Dem aufkeimenden Gefühl der Resignation sei jedoch schnell etwas anderes gefolgt. „Trotz, Kampfeslust, und es regte sich bei mir Widerstand. Jetzt erst Recht. So nicht. Und keinen Zentimeter mehr für die Totengräber unserer Demokratie.“ Zum Abschluss seiner Ansprache appelliert der Bürgermeister an die Anwesenden: „Ich fordere Sie auf, Courage und Mut zu zeigen. Benennen wir die selbsternannten Zerstörer unserer Ordnung und stellen wir sie.“ Er fordert auf, Teil einer wehrhaften Demokratie zu werden.

Aufklärung tut Not

Der Erinnerer Jürgen Kumlehn

An zweiter Stelle spricht der „Erinnerer“ Jürgen Kumlehn, der nicht nur wegen seines umfangreichen Archivs zur jüdischen Geschichte bekannt ist, sondern sich auch offen gegen moderne rechtsradikale Tendenzen stellt. Er trägt ein Gedicht von Joachim Esberg vor. Er schrieb das Gedicht „Frühlingsgefühle“ vor seiner Deportation nach Auschwitz: „ich will nicht Toleranz, mein Leben will ich leben, als Mensch den Menschen gleich, ganz wie es mir gegeben“, heißt es dort. Kumlehn fügt einen Satz von Hannah Arendt hinzu: „Wer sicher sein will vor Antisemitismus, der soll zum Mond fliegen.“

Der Erinnerer schlägt nach diesen nachdenklichen Worten einen anderen Ton an: „Auch in unserer Nähe leben Bürgerinnen und Bürger, die sich als Wölfe im Schafspelz hinter Biedermännern verstecken. Manche Aussagen von ihnen enthalten eher brennende Streichhölzer als Worte. Sie gehören der Partei mit dem führenden Neonazi Höcke an. Sie tun aber so, als hätten sie mit dem rein gar nichts zu tun. Aufklärung tut Not.“ Die anwesenden Vertreter der AfD, Dr.

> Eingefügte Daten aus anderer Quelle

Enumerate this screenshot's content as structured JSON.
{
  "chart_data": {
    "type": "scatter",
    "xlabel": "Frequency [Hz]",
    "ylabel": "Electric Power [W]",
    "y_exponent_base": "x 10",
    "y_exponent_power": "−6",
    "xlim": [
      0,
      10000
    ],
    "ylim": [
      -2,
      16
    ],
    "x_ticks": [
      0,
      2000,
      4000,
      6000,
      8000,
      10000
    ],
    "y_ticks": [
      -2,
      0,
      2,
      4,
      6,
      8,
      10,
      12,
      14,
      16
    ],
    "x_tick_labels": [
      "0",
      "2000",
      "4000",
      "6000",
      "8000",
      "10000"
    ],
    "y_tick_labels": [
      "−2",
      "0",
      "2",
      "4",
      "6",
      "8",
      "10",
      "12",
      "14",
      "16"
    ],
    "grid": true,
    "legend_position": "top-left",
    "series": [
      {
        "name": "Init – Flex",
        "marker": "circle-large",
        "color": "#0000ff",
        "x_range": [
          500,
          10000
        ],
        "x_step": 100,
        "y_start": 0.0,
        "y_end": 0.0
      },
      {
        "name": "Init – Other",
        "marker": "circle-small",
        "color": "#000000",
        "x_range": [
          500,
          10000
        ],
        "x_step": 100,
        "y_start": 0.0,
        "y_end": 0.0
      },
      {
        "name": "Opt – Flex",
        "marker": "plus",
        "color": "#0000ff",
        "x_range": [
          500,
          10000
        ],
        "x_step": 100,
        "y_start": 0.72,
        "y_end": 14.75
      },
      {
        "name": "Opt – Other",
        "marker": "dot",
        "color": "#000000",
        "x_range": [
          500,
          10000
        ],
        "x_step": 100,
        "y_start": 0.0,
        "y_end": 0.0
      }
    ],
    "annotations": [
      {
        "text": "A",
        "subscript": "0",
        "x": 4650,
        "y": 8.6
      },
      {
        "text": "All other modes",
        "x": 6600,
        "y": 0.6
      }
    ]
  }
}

Manfred Wolfrum und Klaus-Dieter Heid, blicken bei diesen Zeilen betreten ins Leere. Kumlehn schließt mit einem Zitat von William Vogner: „Das vergangene ist nicht tot, es ist nicht einmal vergangen.“ Der Erinnerer ruft die Gäste der Mahnwache zu einer Schweigeminute auf. Landrätin Christiana Steinbrügge ergreift das Wort.

Worte wie Klingen

„Im Schweigen sind wir den Menschen aller Nationen und Religionen in Halle verbunden, die unmittelbar Zeugen ihrer Gewalt waren. Insbesondere aber den Opfern und Angehörigen.“ resümiert die Landrätin. „Lassen sie uns teilhaben am Schrecken und der Angst der Bewahrten in der Synagoge.“ Ihre Worte rücken den Schmerz der Betroffenen und Hinterbliebenen in den Vordergrund. „Wir werden durch das, was der Täter ins Netz gestellt hat auch der zerstörerischen Kraft der Sprache gewahr“, erklärt Steinbrügge. „Diese hemmungslos herausgeschriene Wut ist der allerletzte Schritt, bevor das Wort zur Wuttat wird.“ Man dürfe nicht verstummen, sondern müsse sich mutig solcher Rede entgegenstellen und Zeugen einer anderen Wahrheit sein, fordert die Landrätin. „Gegen den Sog der Gewöhnung gegen solche Gräuel ist zu dieser Stunde und an allen Tagen unser vernehmbares Nein zu sprechen. Menschen sind nicht des Menschen Feind.“

Im Anschluss an die Mahnwache bleiben noch viele, versammeln sich um das Denkmal und stimmen das Lied „Hevenu Shalom Alechem“ an, ein weltweit bekanntes israelisches Volkslied. Wer des Hebräischen nicht mächtig ist, stimmt in die deutsche Fassung mit ein: „Frieden für alle Menschen ist nicht nur ein Traum“.